Intro to synthetic voices

Different types of synthetic voices

There are basically two different types of synthetic voice software: text-to-speech (TTS) and speech-to-speech (STS, a.k.a. voice-to-voice (V2V) and voice conversion (VC)).

Text-to-speech (TTS)

Text-to-speech is the most widespread. It is what makes Siri speak, what allows articles to be read aloud automatically and is an essential tool for people with reduced sight. To use it, you input some text to the software, which is converted to speech.

This is the area in which most synthetic voice research has been done. It has a long history that goes back to at least the middle of the 20th century. Before machine learning entered the arena, it was done using a method called concatenative synthesis, which worked by dividing sounds into small linguistic units and then putting them together through handwritten code. Now, with machine learning, we can let the computer divide and put them together for us, which saves us a whole lotta time. For more info on the history of speech synthesis, the Wikipedia article on the topic gives an excellent introduction: https://en.wikipedia.org/wiki/Speech_synthesis.

Training a machine learning model to do text-to-speech requires two types of data: recordings of speech and transcriptions of those recordings. The connections between the transcriptions and recordings are then found by the machine learning model itself. Training a TTS model from scratch usually requires at least one hour of voice data, but preferably somewhere between 8 and 24 hours. Using platforms like ElevenLabs, we need much less data than this, and do not require transcriptions. We will get back to this later, and why this comes with its own downsides.

Speech-to-speech (STS)

This type of synthetic speech is much newer, and has really only become a thing thanks to machine learning. It is also sometimes known as voice-to-voice (V2V) or voice conversion (VC). STS software works by inputting a voice recording, which is then transformed to sound like the voice trained by the model.

Training an STS model only requires a dataset of voice recordings. The amount of data required is significantly less than TTS. In some cases, you need no more than 1 minute. Some newer frameworks also claim to work with only 10 seconds, but this should definitely be taken with a grain of salt.

Hybrid forms

It is also possible to combine the two models in one flow in an attempt to get the benefits from both.

While they do not say so themselves, ElevenLabs (one of the most popular platforms for voice synthesis) seems to use a hybrid form, since they only require 1 minute of data for both TTS and STS.

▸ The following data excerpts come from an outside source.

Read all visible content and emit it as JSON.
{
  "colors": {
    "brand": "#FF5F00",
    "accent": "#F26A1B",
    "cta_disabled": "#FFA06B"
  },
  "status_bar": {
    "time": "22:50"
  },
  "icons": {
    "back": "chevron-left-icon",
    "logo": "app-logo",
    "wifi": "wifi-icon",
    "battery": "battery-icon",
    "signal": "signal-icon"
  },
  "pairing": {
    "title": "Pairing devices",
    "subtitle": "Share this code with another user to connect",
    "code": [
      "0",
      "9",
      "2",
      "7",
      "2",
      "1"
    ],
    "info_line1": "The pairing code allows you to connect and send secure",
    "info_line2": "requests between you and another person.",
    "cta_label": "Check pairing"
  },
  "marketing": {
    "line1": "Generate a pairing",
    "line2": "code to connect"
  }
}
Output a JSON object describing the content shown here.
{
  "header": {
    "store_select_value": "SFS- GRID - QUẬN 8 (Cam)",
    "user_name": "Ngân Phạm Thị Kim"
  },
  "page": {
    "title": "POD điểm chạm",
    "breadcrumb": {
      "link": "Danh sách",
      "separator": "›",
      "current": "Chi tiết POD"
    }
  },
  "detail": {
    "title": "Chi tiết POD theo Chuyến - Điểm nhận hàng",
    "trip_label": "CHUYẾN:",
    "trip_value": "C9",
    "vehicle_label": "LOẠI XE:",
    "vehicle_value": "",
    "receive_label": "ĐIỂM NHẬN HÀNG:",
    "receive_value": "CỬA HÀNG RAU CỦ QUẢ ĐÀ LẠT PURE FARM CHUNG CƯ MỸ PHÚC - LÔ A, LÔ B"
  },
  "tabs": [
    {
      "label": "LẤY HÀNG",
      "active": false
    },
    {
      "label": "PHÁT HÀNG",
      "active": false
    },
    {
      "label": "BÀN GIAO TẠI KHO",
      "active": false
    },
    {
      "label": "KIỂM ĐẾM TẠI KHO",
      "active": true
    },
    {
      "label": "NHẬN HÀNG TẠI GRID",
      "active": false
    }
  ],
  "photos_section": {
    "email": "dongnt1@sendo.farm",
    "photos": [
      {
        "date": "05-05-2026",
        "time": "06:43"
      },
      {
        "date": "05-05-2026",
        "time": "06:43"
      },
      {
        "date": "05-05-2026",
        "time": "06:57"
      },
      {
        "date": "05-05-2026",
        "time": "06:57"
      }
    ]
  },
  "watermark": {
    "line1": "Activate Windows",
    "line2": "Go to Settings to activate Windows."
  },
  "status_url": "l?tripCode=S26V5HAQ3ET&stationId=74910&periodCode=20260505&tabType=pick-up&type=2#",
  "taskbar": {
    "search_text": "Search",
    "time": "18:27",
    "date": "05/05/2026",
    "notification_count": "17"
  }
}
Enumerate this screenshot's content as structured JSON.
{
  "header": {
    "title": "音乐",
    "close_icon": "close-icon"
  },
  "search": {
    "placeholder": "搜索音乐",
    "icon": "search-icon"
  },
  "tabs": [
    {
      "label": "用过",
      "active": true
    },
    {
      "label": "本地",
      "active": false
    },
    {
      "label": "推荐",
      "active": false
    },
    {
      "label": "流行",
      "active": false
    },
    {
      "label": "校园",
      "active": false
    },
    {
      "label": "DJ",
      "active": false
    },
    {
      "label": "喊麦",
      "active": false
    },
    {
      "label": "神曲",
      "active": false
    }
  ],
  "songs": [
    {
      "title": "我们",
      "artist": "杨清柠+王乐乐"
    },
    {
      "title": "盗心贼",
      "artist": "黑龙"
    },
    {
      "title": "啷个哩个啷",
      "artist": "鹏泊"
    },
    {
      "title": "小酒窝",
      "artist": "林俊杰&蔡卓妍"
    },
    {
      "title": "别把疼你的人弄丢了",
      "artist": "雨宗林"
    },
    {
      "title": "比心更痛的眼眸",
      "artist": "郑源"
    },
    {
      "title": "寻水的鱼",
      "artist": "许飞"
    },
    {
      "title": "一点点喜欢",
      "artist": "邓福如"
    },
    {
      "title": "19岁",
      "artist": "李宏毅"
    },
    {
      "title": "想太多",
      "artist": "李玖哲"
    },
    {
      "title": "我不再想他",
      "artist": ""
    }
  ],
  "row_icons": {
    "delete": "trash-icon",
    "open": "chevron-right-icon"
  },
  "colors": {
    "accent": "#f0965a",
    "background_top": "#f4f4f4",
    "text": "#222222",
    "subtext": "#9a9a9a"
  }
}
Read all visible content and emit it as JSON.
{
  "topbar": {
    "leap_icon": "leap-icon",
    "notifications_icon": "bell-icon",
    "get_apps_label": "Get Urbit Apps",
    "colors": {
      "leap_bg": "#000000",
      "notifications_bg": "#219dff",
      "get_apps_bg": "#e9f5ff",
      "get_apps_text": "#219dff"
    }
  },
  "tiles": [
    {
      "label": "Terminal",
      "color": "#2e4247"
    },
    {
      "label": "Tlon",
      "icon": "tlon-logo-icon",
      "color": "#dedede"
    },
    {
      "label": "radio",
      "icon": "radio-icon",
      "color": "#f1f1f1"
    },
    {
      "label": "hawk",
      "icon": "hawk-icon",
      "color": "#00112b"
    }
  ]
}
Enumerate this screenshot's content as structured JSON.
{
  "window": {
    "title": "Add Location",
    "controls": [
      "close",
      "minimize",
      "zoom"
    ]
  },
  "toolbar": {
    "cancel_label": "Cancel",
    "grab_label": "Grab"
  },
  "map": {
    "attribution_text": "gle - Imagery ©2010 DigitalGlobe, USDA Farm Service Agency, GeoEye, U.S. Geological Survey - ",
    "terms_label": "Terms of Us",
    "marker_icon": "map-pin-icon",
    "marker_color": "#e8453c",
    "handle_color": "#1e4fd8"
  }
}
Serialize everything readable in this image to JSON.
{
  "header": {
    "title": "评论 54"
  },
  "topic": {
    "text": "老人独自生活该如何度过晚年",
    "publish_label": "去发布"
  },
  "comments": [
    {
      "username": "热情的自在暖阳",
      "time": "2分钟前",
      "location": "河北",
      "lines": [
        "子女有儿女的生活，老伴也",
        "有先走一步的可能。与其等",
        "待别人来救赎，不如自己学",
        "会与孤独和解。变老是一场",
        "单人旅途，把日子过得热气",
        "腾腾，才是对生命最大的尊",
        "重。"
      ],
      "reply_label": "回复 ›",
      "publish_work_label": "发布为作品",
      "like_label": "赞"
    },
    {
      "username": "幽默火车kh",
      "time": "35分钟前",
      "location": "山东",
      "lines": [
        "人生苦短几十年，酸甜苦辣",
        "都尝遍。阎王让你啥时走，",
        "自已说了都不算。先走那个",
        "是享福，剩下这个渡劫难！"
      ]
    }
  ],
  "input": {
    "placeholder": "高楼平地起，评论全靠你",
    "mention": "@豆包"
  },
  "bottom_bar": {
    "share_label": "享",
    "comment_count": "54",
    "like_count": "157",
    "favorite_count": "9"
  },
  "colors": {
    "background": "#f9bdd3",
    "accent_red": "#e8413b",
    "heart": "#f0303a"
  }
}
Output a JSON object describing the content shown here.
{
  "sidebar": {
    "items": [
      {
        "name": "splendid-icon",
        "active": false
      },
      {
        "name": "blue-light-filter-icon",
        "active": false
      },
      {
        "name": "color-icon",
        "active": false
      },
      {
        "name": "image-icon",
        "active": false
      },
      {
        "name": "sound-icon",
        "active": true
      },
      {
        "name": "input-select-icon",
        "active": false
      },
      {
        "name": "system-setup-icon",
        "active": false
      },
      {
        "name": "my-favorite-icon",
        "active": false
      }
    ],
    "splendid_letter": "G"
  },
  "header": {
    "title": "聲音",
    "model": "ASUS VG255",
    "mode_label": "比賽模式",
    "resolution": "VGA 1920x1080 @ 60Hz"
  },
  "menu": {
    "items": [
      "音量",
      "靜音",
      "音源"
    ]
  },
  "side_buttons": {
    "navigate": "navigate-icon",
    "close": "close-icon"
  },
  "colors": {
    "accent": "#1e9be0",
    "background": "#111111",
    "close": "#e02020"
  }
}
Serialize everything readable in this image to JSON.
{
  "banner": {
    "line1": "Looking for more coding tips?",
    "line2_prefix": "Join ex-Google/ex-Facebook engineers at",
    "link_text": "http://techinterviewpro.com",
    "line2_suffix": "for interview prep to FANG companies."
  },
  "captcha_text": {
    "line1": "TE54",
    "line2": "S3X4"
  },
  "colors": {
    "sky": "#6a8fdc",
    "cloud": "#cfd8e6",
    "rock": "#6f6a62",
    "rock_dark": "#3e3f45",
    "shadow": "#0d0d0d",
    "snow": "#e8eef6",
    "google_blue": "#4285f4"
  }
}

Hybrid forms work by first producing the text-to-speech output with a generalized voice model, and then transforming that to sound like your desired voice with a custom STS model.

The easy way to do voice cloning

If you just want to get started doing voice cloning, you can use a commercial platform like ElevenLabs or resemble.ai. They are easy to use and work even with very little data. These platforms also don’t require you to train separate TTS and STS models.

There are a couple of downsides of doing it the easy way. One thing is the lack of control of what’s happening. These platforms do a lot of work behind the scenes to make it as easy as possible to use, but this means that they can be unpredictable.

In one test, we found that ElevenLabs might alter the pitch drastically, if you change the text input in certain ways. In our case, we got a significantly lower pitch by simply exchanging the words “he said slowly” with “he said very, very slowly”. When we tried with “he said rapidly”, the pitch increased slightly. You can hear our experiments on our Soundcloud: https://soundcloud.com/vocal-imaginaries/sets/pacing-with-elevenlabs.

Another downside is that you cannot run it locally on a Raspberry Pi or similar, which means that you need to integrate with the service’s API. This both costs money and makes you reliant on a stable internet connection.

The difficult (but powerful way) to do voice cloning

If you want more control of what’s happening, you can train your own models from scratch by using open source software in Google Colab.

When training your own models with the following open source approaches, you need to decide whether you want to train a TTS or STS model. We provide instructions for both here.

To train your own model and build a dataset, you require the following:

  1. A Google account for gaining access to Google Colab
  2. A Google Drive with at least a couple of GBs free
  3. Audacity (or similar) for editing your voice recording dataset
  4. For TTS, you also need a text editor for editing your transcription

Open source TTS

For text-to-speech, I recommend training a model based on the Piper framework. It is built to run on Raspberry Pi, so it’s very flexible, but can still achieve a high fidelity voice.

Mateo Cedillo has been so kind to create a series of Google Colab notebooks for training, running and exporting a Piper model.

To get started, you need to begin with the training notebook: https://colab.research.google.com/github/rmcpantoja/piper/blob/master/notebooks/piper_multilingual_training_notebook.ipynb

Before training, you need to gather your dataset. This requires two parts:

  1. At least 30 minutes of voice recordings, but the more you have, the better.
  2. Transcriptions of what’s being said in those voice recordings.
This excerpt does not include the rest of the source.